JetBlue Airways on Monday again upped its offer to acquire Spirit Airlines, days before Spirit shareholders are slated to vote on a competing offer to merge with Frontier Airlines.
JetBlue’s latest offer, detailed in an open letter to Spirit shareholders, includes an increased breakup fee and a dividend.
The move comes days after Frontier increased its offer and Spirit’s board reiterated its support for a Frontier deal. Spirit shareholders are set to vote on the proposed Frontier merger during a June 30 special meeting.
JetBlue’s latest offer includes a $400 million breakup fee payable to Spirit should an agreed-upon transaction not materialize due to antitrust concerns from federal regulators.
Spirit’s board has held that JetBlue’s Northeast Alliance with American Airlines, which triggered an antitrust suit from the U.S. Department of Justice, poses a significant regulatory obstacle to a potential JetBlue-Spirit deal.
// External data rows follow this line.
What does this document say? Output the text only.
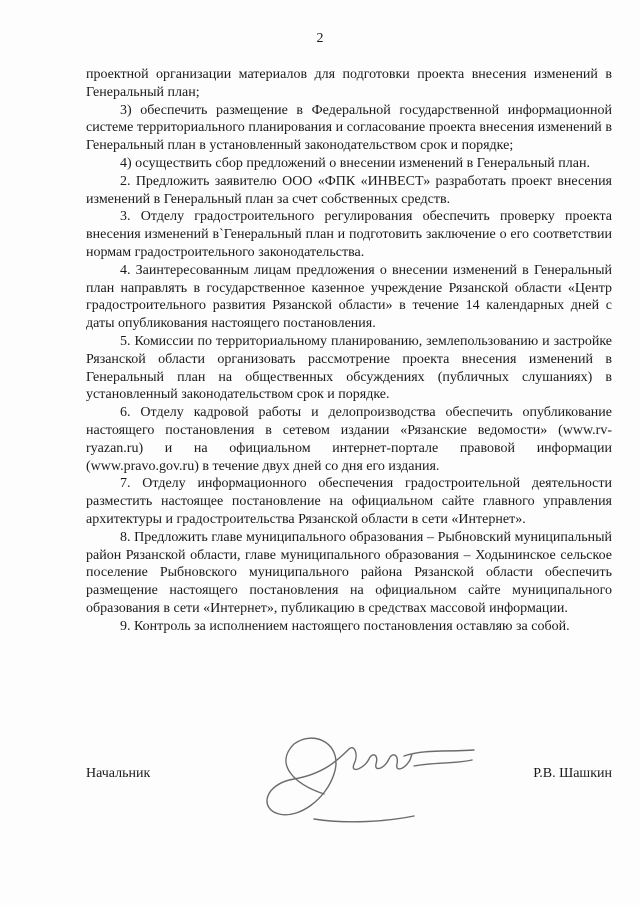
2

проектной организации материалов для подготовки проекта внесения изменений в Генеральный план;

3) обеспечить размещение в Федеральной государственной информационной системе территориального планирования и согласование проекта внесения изменений в Генеральный план в установленный законодательством срок и порядке;

4) осуществить сбор предложений о внесении изменений в Генеральный план.

2. Предложить заявителю ООО «ФПК «ИНВЕСТ» разработать проект внесения изменений в Генеральный план за счет собственных средств.

3. Отделу градостроительного регулирования обеспечить проверку проекта внесения изменений в`Генеральный план и подготовить заключение о его соответствии нормам градостроительного законодательства.

4. Заинтересованным лицам предложения о внесении изменений в Генеральный план направлять в государственное казенное учреждение Рязанской области «Центр градостроительного развития Рязанской области» в течение 14 календарных дней с даты опубликования настоящего постановления.

5. Комиссии по территориальному планированию, землепользованию и застройке Рязанской области организовать рассмотрение проекта внесения изменений в Генеральный план на общественных обсуждениях (публичных слушаниях) в установленный законодательством срок и порядке.

6. Отделу кадровой работы и делопроизводства обеспечить опубликование настоящего постановления в сетевом издании «Рязанские ведомости» (www.rv-ryazan.ru) и на официальном интернет-портале правовой информации (www.pravo.gov.ru) в течение двух дней со дня его издания.

7. Отделу информационного обеспечения градостроительной деятельности разместить настоящее постановление на официальном сайте главного управления архитектуры и градостроительства Рязанской области в сети «Интернет».

8. Предложить главе муниципального образования – Рыбновский муниципальный район Рязанской области, главе муниципального образования – Ходынинское сельское поселение Рыбновского муниципального района Рязанской области обеспечить размещение настоящего постановления на официальном сайте муниципального образования в сети «Интернет», публикацию в средствах массовой информации.

9. Контроль за исполнением настоящего постановления оставляю за собой.

Начальник	Р.В. Шашкин
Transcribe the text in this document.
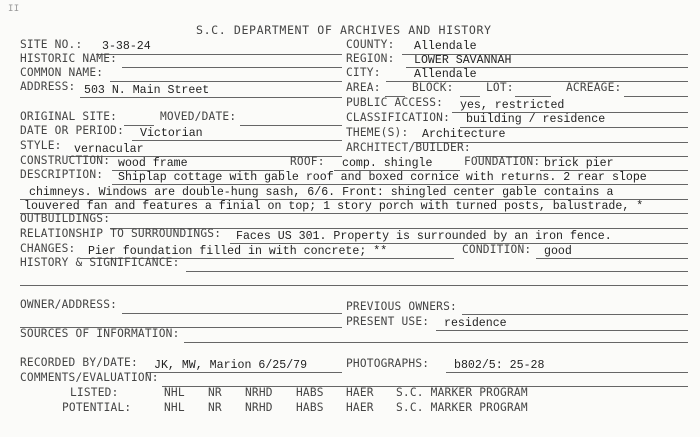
II
S.C. DEPARTMENT OF ARCHIVES AND HISTORY
SITE NO.: 3-38-24	COUNTY: Allendale
HISTORIC NAME:	REGION: LOWER SAVANNAH
COMMON NAME:	CITY:	Allendale
ADDRESS: 503 N. Main Street	AREA:	BLOCK:	LOT:	ACREAGE:
PUBLIC ACCESS: yes, restricted
ORIGINAL SITE:	MOVED/DATE:	CLASSIFICATION: building / residence
DATE OR PERIOD: Victorian	THEME(S): Architecture
STYLE: vernacular	ARCHITECT/BUILDER:
CONSTRUCTION: wood frame	ROOF: comp. shingle	FOUNDATION: brick pier
DESCRIPTION: Shiplap cottage with gable roof and boxed cornice with returns. 2 rear slope
chimneys. Windows are double-hung sash, 6/6. Front: shingled center gable contains a
louvered fan and features a finial on top; 1 story porch with turned posts, balustrade, *
OUTBUILDINGS:
RELATIONSHIP TO SURROUNDINGS: Faces US 301. Property is surrounded by an iron fence.
CHANGES: Pier foundation filled in with concrete; **	CONDITION: good
HISTORY & SIGNIFICANCE:
OWNER/ADDRESS:	PREVIOUS OWNERS:
PRESENT USE: residence
SOURCES OF INFORMATION:
RECORDED BY/DATE: JK, MW, Marion 6/25/79	PHOTOGRAPHS: b802/5: 25-28
COMMENTS/EVALUATION:
LISTED:	NHL NR NRHD HABS HAER S.C. MARKER PROGRAM
POTENTIAL:	NHL NR NRHD HABS HAER S.C. MARKER PROGRAM
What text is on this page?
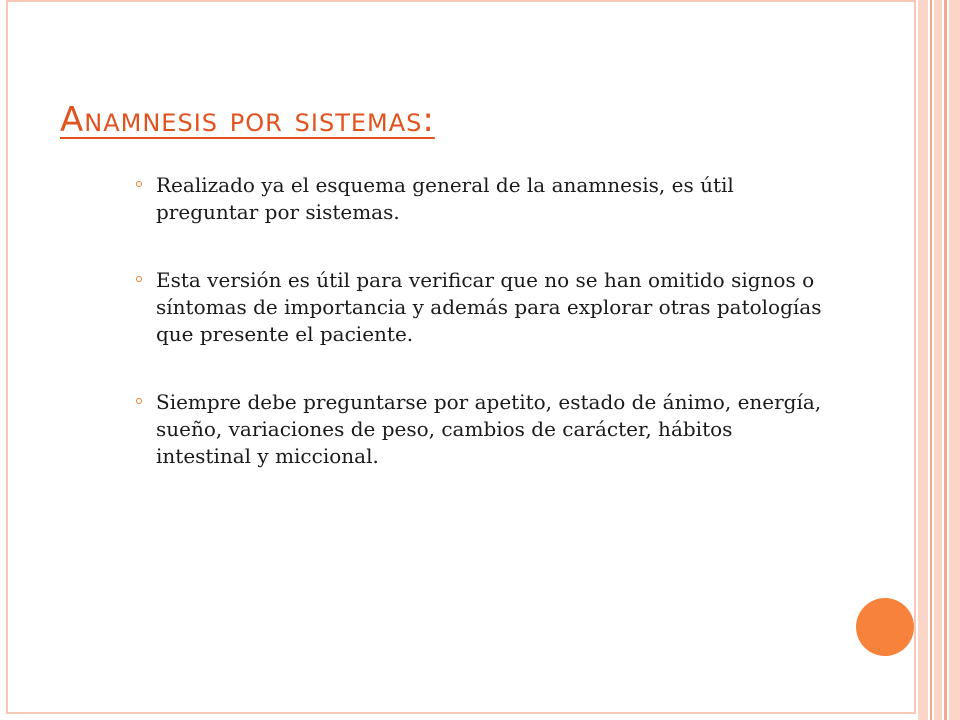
Anamnesis por sistemas:
Realizado ya el esquema general de la anamnesis, es útil preguntar por sistemas.
Esta versión es útil para verificar que no se han omitido signos o síntomas de importancia y además para explorar otras patologías que presente el paciente.
Siempre debe preguntarse por apetito, estado de ánimo, energía, sueño, variaciones de peso, cambios de carácter, hábitos intestinal y miccional.
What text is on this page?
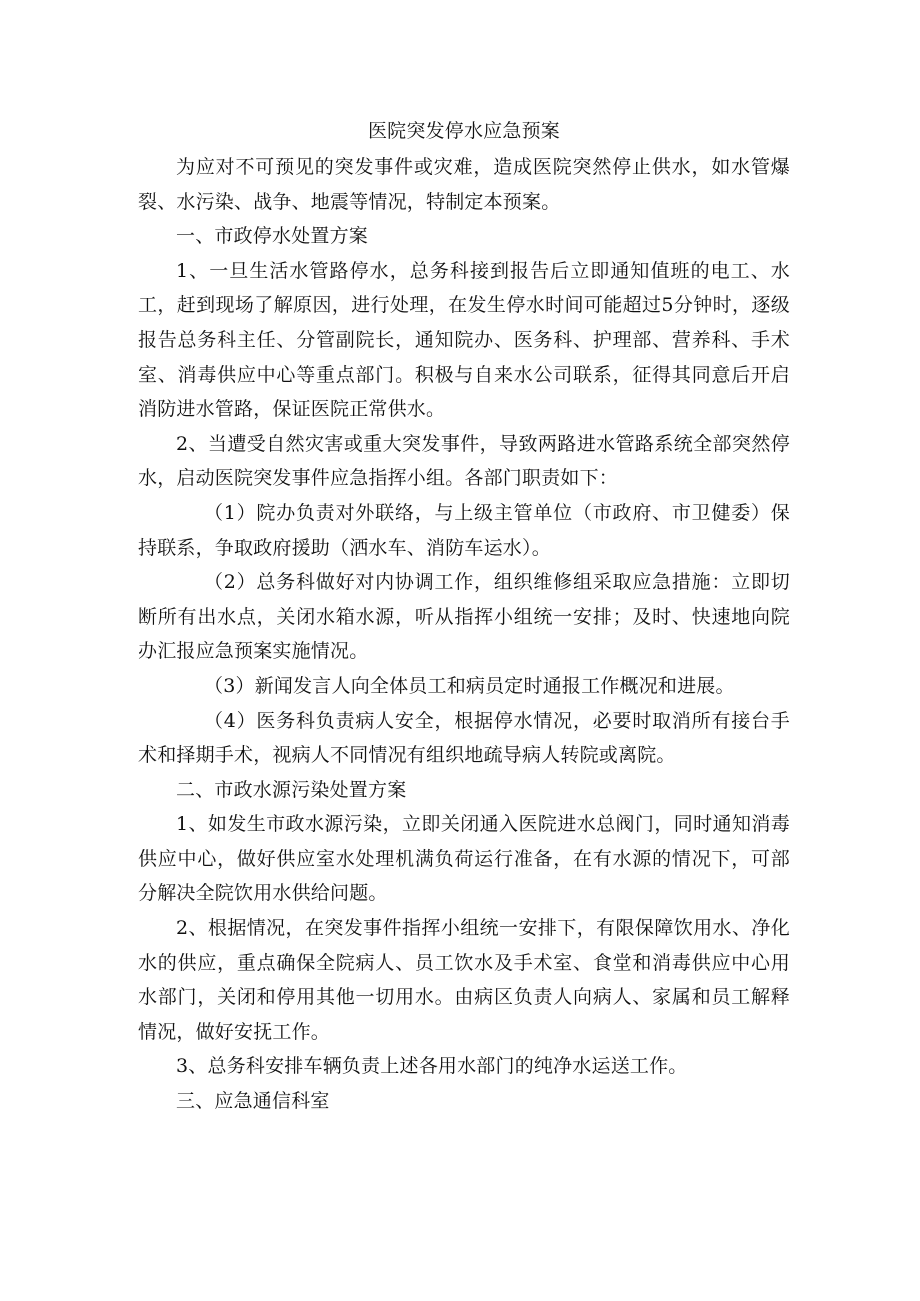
医院突发停水应急预案

为应对不可预见的突发事件或灾难，造成医院突然停止供水，如水管爆裂、水污染、战争、地震等情况，特制定本预案。

一、市政停水处置方案

1、一旦生活水管路停水，总务科接到报告后立即通知值班的电工、水工，赶到现场了解原因，进行处理，在发生停水时间可能超过5分钟时，逐级报告总务科主任、分管副院长，通知院办、医务科、护理部、营养科、手术室、消毒供应中心等重点部门。积极与自来水公司联系，征得其同意后开启消防进水管路，保证医院正常供水。

2、当遭受自然灾害或重大突发事件，导致两路进水管路系统全部突然停水，启动医院突发事件应急指挥小组。各部门职责如下：

（1）院办负责对外联络，与上级主管单位（市政府、市卫健委）保持联系，争取政府援助（洒水车、消防车运水）。

（2）总务科做好对内协调工作，组织维修组采取应急措施：立即切断所有出水点，关闭水箱水源，听从指挥小组统一安排；及时、快速地向院办汇报应急预案实施情况。

（3）新闻发言人向全体员工和病员定时通报工作概况和进展。

（4）医务科负责病人安全，根据停水情况，必要时取消所有接台手术和择期手术，视病人不同情况有组织地疏导病人转院或离院。

二、市政水源污染处置方案

1、如发生市政水源污染，立即关闭通入医院进水总阀门，同时通知消毒供应中心，做好供应室水处理机满负荷运行准备，在有水源的情况下，可部分解决全院饮用水供给问题。

2、根据情况，在突发事件指挥小组统一安排下，有限保障饮用水、净化水的供应，重点确保全院病人、员工饮水及手术室、食堂和消毒供应中心用水部门，关闭和停用其他一切用水。由病区负责人向病人、家属和员工解释情况，做好安抚工作。

3、总务科安排车辆负责上述各用水部门的纯净水运送工作。

三、应急通信科室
JetBlue’s new proposal also includes a $2.50 per-share dividend and a “ticking-fee mechanism,” which would pay Spirit shareholders 10 cents per share each month beginning in January until the deal is consummated or terminated.
“The facts demonstrate that our offer to acquire Spirit remains decisively superior to the recently amended Frontier transaction,” JetBlue CEO Robin Hayes wrote in the open letter, which urged Spirit shareholders to vote against the Frontier deal on June 30.